Dubai GITEX Day 1 2010: What's up with staring at hairlines?

I have just returned from the GITEX Expo in Dubai. It is massive expo featuring major and minor IT players. Everyone from Oracle to the Taiwanese Trade Commission is there. I normally got over a two day period to have enough time to talk to everyone and see new solutions. Although most of the displays focused on corporate IT, I did see 20-30 vendors demonstrating classroom technology.

What was appalling to me was that everyone was trying to create some type of cheaper or varied solution for projecting and image and then interacting with it on a wall or board. Similar to SMART Technologies. Just a few meters from most of these vendors were companies such as WACOM and GENIUS which have very cool wireless accessories to make any classroom flexible. Simple additions that free the teacher/presenter from the confines of a board, and allow them to work around the room.

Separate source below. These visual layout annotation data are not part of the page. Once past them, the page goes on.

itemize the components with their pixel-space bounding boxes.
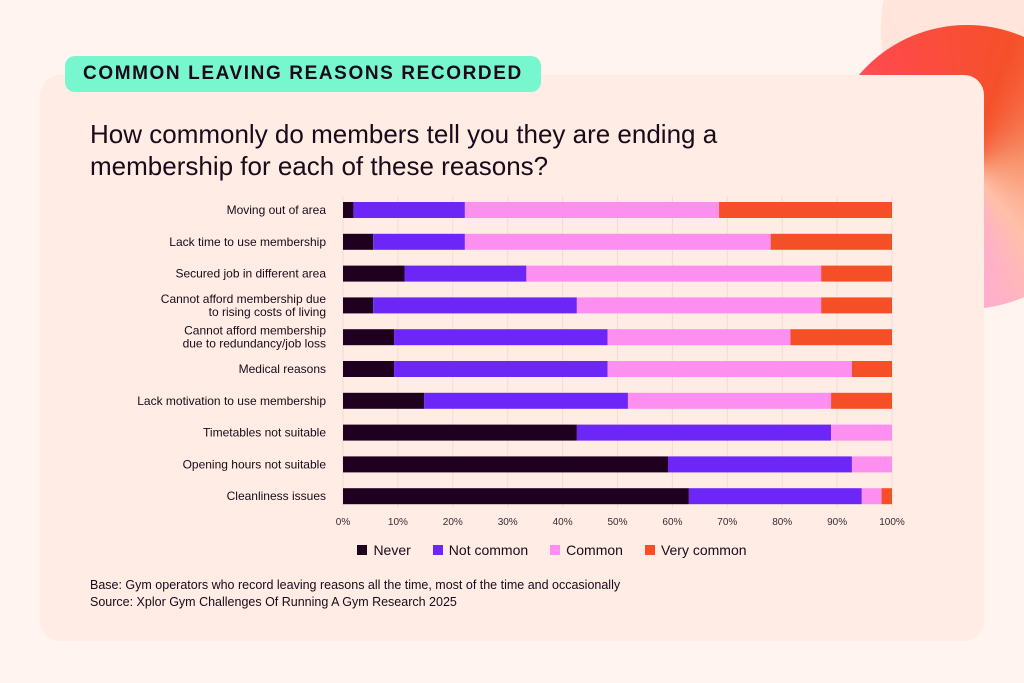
bar-segment-never: [343, 456, 669, 473]
bar-segment-not-common: [373, 297, 577, 314]
legend-swatch: [432, 545, 443, 555]
bar-segment-never: [343, 424, 577, 441]
category-label: Lack motivation to use membership: [137, 394, 326, 408]
bar-segment-very-common: [821, 265, 892, 282]
x-tick-label: 20%: [443, 517, 463, 528]
section-badge: COMMON LEAVING REASONS RECORDED: [65, 56, 541, 92]
category-label: due to redundancy/job loss: [183, 337, 326, 351]
legend-swatch: [550, 545, 561, 555]
chart-footer: Base: Gym operators who record leaving r…: [90, 577, 970, 611]
chart-legend: Never Not common Common Very common: [0, 542, 1024, 558]
bar-segment-very-common: [770, 233, 892, 250]
x-tick-label: 50%: [607, 517, 627, 528]
bar-segment-very-common: [790, 329, 892, 346]
bar-segment-very-common: [851, 361, 892, 377]
legend-item: Never: [357, 542, 411, 558]
bar-segment-common: [831, 424, 892, 441]
bar-segment-not-common: [668, 456, 852, 473]
legend-swatch: [644, 545, 655, 555]
legend-label: Not common: [448, 542, 529, 558]
bar-segment-never: [343, 329, 395, 346]
category-label: Cleanliness issues: [227, 489, 326, 503]
category-label: Medical reasons: [239, 362, 326, 376]
bar-segment-never: [343, 202, 354, 218]
bar-segment-very-common: [719, 202, 892, 218]
chart-title: How commonly do members tell you they ar…: [90, 119, 718, 181]
bar-segment-not-common: [353, 202, 465, 218]
bar-segment-common: [861, 488, 882, 505]
legend-label: Very common: [660, 542, 747, 558]
bar-segment-not-common: [394, 361, 608, 377]
category-label: Secured job in different area: [175, 267, 326, 281]
x-tick-label: 60%: [662, 517, 682, 528]
bar-segment-never: [343, 488, 689, 505]
bar-segment-common: [576, 297, 822, 314]
bar-segment-very-common: [881, 488, 892, 505]
legend-item: Not common: [432, 542, 529, 558]
category-label: Moving out of area: [227, 203, 327, 217]
legend-swatch: [357, 545, 368, 555]
category-label: Opening hours not suitable: [183, 457, 327, 471]
bar-segment-common: [627, 392, 832, 409]
category-label: Cannot afford membership due: [161, 292, 327, 306]
bar-segment-common: [526, 265, 822, 282]
x-tick-label: 0%: [336, 517, 351, 528]
bar-segment-common: [607, 361, 852, 377]
x-tick-label: 80%: [772, 517, 792, 528]
bar-segment-common: [607, 329, 791, 346]
category-label: Cannot afford membership: [184, 324, 326, 338]
bar-segment-common: [464, 233, 771, 250]
x-tick-label: 30%: [498, 517, 518, 528]
category-label: to rising costs of living: [209, 305, 326, 319]
bar-segment-never: [343, 392, 425, 409]
base-note: Base: Gym operators who record leaving r…: [90, 578, 621, 592]
bar-segment-not-common: [404, 265, 527, 282]
category-label: Timetables not suitable: [203, 426, 326, 440]
bar-segment-not-common: [576, 424, 832, 441]
bar-segment-not-common: [373, 233, 465, 250]
bar-segment-very-common: [831, 392, 892, 409]
x-tick-label: 70%: [717, 517, 737, 528]
x-tick-label: 100%: [879, 517, 905, 528]
chart-card: [40, 75, 984, 641]
x-tick-label: 90%: [827, 517, 847, 528]
bar-segment-common: [851, 456, 892, 473]
bar-segment-never: [343, 265, 405, 282]
bar-segment-never: [343, 361, 395, 377]
legend-label: Never: [373, 542, 411, 558]
x-tick-label: 10%: [388, 517, 408, 528]
bar-segment-never: [343, 297, 374, 314]
category-label: Lack time to use membership: [169, 235, 326, 249]
source-note: Source: Xplor Gym Challenges Of Running …: [90, 595, 457, 609]
legend-label: Common: [566, 542, 623, 558]
x-tick-label: 40%: [553, 517, 573, 528]
bar-segment-not-common: [688, 488, 862, 505]
legend-item: Very common: [644, 542, 747, 558]
legend-item: Common: [550, 542, 623, 558]
bar-segment-not-common: [394, 329, 608, 346]
bar-segment-common: [464, 202, 720, 218]
bar-segment-never: [343, 233, 374, 250]
bar-segment-very-common: [821, 297, 892, 314]
bar-segment-not-common: [424, 392, 628, 409]
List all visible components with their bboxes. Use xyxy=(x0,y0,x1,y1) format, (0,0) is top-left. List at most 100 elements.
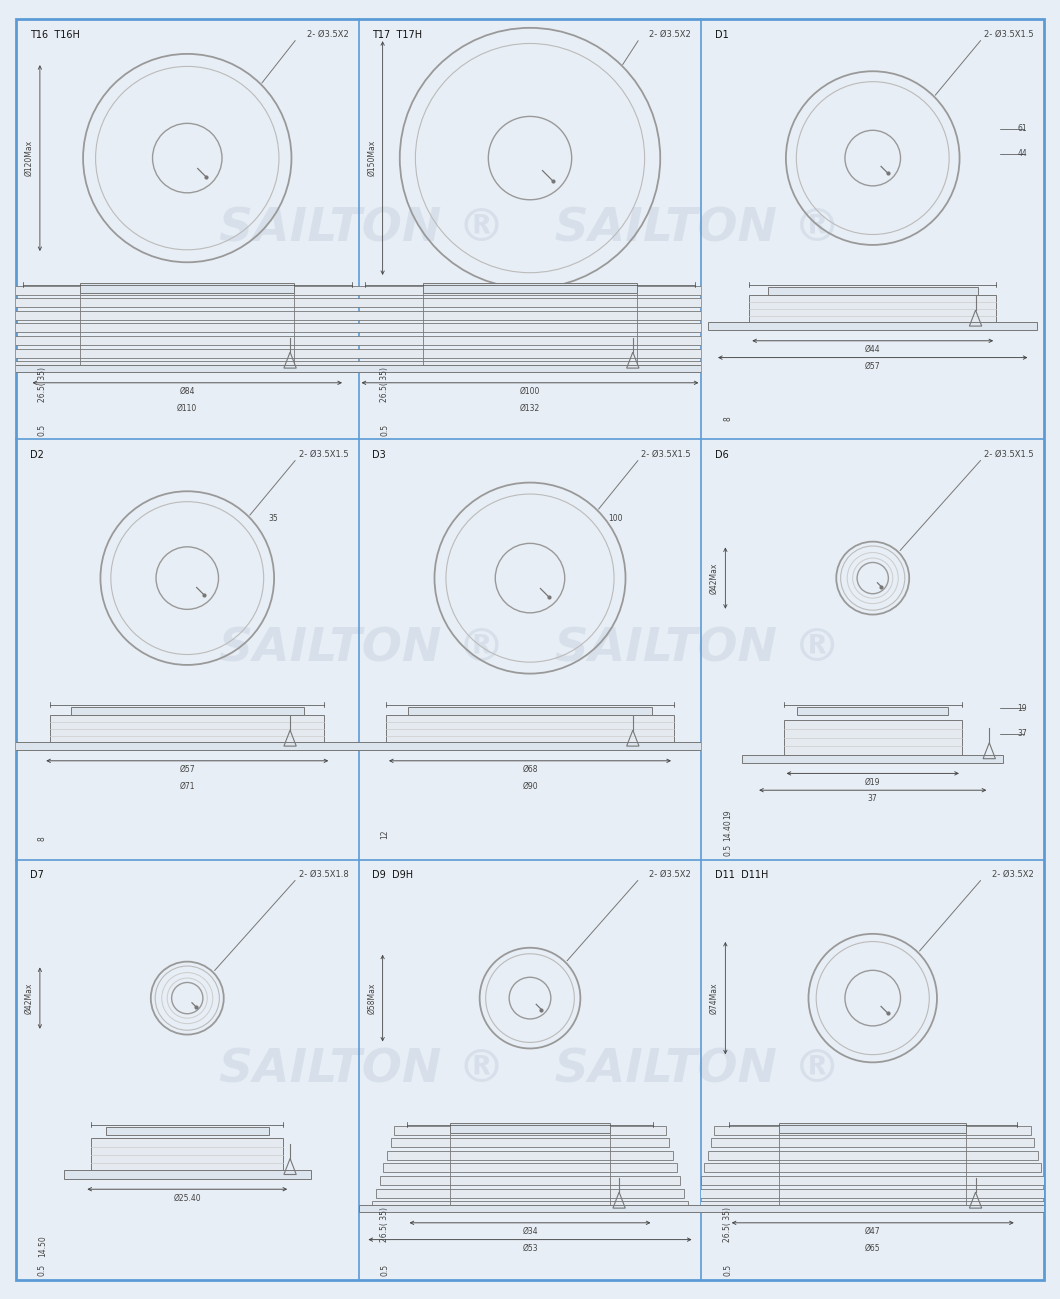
Text: Ø90: Ø90 xyxy=(523,782,537,791)
Text: Ø110: Ø110 xyxy=(177,404,197,413)
Text: Ø150Max: Ø150Max xyxy=(367,140,376,177)
Bar xyxy=(705,1164,1041,1173)
Bar xyxy=(749,295,996,322)
Bar xyxy=(331,361,729,370)
Text: 2- Ø3.5X1.8: 2- Ø3.5X1.8 xyxy=(299,870,349,879)
Text: 2- Ø3.5X2: 2- Ø3.5X2 xyxy=(306,30,349,39)
Text: Ø44: Ø44 xyxy=(865,346,881,355)
Text: SAILTON ®   SAILTON ®: SAILTON ® SAILTON ® xyxy=(219,1047,841,1092)
Text: Ø57: Ø57 xyxy=(865,362,881,370)
Text: 35: 35 xyxy=(268,514,278,523)
Bar xyxy=(674,1204,1060,1212)
Bar xyxy=(449,1122,611,1133)
Bar xyxy=(337,336,723,346)
Text: 8: 8 xyxy=(723,416,732,421)
Text: 100: 100 xyxy=(608,514,623,523)
Text: Ø120Max: Ø120Max xyxy=(24,140,34,177)
Bar xyxy=(358,1204,702,1212)
Bar xyxy=(376,1189,684,1198)
Bar xyxy=(6,286,368,295)
Text: Ø100: Ø100 xyxy=(519,387,541,396)
Bar xyxy=(0,348,377,357)
Text: 2- Ø3.5X2: 2- Ø3.5X2 xyxy=(650,870,691,879)
Text: 8: 8 xyxy=(38,837,47,840)
Text: Ø65: Ø65 xyxy=(865,1244,881,1252)
Bar xyxy=(379,1176,681,1185)
Bar xyxy=(701,1176,1044,1185)
Bar xyxy=(349,286,711,295)
Text: 14.40: 14.40 xyxy=(723,820,732,840)
Text: 2- Ø3.5X2: 2- Ø3.5X2 xyxy=(650,30,691,39)
Bar xyxy=(391,1138,669,1147)
Text: D9  D9H: D9 D9H xyxy=(372,870,413,879)
Text: 26.5( 35): 26.5( 35) xyxy=(381,368,389,403)
Text: D1: D1 xyxy=(716,30,729,40)
Text: 2- Ø3.5X1.5: 2- Ø3.5X1.5 xyxy=(299,449,349,459)
Text: Ø42Max: Ø42Max xyxy=(710,562,719,594)
Bar xyxy=(0,336,375,346)
Bar xyxy=(10,742,366,751)
Bar xyxy=(91,1138,283,1172)
Text: Ø25.40: Ø25.40 xyxy=(174,1194,201,1203)
Bar xyxy=(394,1126,666,1134)
Text: 37: 37 xyxy=(1018,729,1027,738)
Bar xyxy=(694,1202,1050,1211)
Text: 0.5: 0.5 xyxy=(38,1264,47,1277)
Text: Ø47: Ø47 xyxy=(865,1228,881,1237)
Bar xyxy=(697,1189,1047,1198)
Bar xyxy=(386,716,674,743)
Bar xyxy=(340,323,720,333)
Text: Ø132: Ø132 xyxy=(519,404,541,413)
Bar xyxy=(50,716,324,743)
Text: 44: 44 xyxy=(1018,149,1027,158)
Text: SAILTON ®   SAILTON ®: SAILTON ® SAILTON ® xyxy=(219,627,841,672)
Bar xyxy=(387,1151,673,1160)
Text: Ø19: Ø19 xyxy=(865,778,881,787)
Text: 14.50: 14.50 xyxy=(38,1235,47,1257)
Bar xyxy=(71,707,304,714)
Text: 0.5: 0.5 xyxy=(381,1264,389,1277)
Text: 19: 19 xyxy=(1018,704,1027,713)
Text: 0.5: 0.5 xyxy=(723,844,732,856)
Bar xyxy=(2,310,372,320)
Bar xyxy=(343,310,717,320)
Bar xyxy=(1,323,374,333)
Bar xyxy=(106,1128,269,1134)
Bar xyxy=(423,283,637,294)
Text: T17  T17H: T17 T17H xyxy=(372,30,423,40)
Bar xyxy=(311,365,749,373)
Text: 26.5( 35): 26.5( 35) xyxy=(723,1207,732,1242)
Text: 2- Ø3.5X1.5: 2- Ø3.5X1.5 xyxy=(641,449,691,459)
Text: Ø84: Ø84 xyxy=(179,387,195,396)
Text: SAILTON ®   SAILTON ®: SAILTON ® SAILTON ® xyxy=(219,207,841,252)
Text: D2: D2 xyxy=(30,449,43,460)
Bar xyxy=(711,1138,1035,1147)
Bar xyxy=(372,1202,688,1211)
Bar xyxy=(783,720,961,755)
Text: Ø53: Ø53 xyxy=(523,1244,537,1252)
Text: 61: 61 xyxy=(1018,125,1027,134)
Text: 0.5: 0.5 xyxy=(38,425,47,436)
Text: 0.5: 0.5 xyxy=(723,1264,732,1277)
Text: D3: D3 xyxy=(372,449,386,460)
Bar xyxy=(797,707,949,714)
Text: Ø71: Ø71 xyxy=(179,782,195,791)
Bar xyxy=(767,287,977,295)
Bar xyxy=(4,299,370,307)
Bar xyxy=(334,348,726,357)
Text: 2- Ø3.5X2: 2- Ø3.5X2 xyxy=(992,870,1034,879)
Text: 26.5( 35): 26.5( 35) xyxy=(38,368,47,403)
Text: Ø58Max: Ø58Max xyxy=(367,982,376,1013)
Bar xyxy=(338,742,722,751)
Bar xyxy=(64,1170,311,1178)
Text: 12: 12 xyxy=(381,830,389,839)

In every case, the teacher/presenter spends most of their time with their back to their audience.

Not only is the audience looking at the back of someone's head while they are literally speaking toward the wall, the teacher/presenter is going through menus and trying to do and redo things on the board with a bunch of tools and "toys". The audience probably can describe the hairline of the teacher/presenter better than the content of the presentation.

If we look at best practice strategies for HUMAN COMMUNICATION and PUBLIC SPEAKING, we find that successful speakers and good instructors:

* Make eye contact
* Change their tone and inflection and project their voices clearly
* Use hand motions and other non-verbal cues
* Use presentation media as a guide not a distraction
* When applicable allow the audience to participate in the creation or manipulation of media
* Connect on an emotional level to help ingrain the message into the minds of the audience

I could go on and on. Basically making the focus of the classroom or presentation the back of someone's head is a mistake. We are losing the discipline of good public speaking, by demanding technology that separates us from our audiences. It really needs to stop before we forget how to stand-up and create a presentation, when all we have is an idea.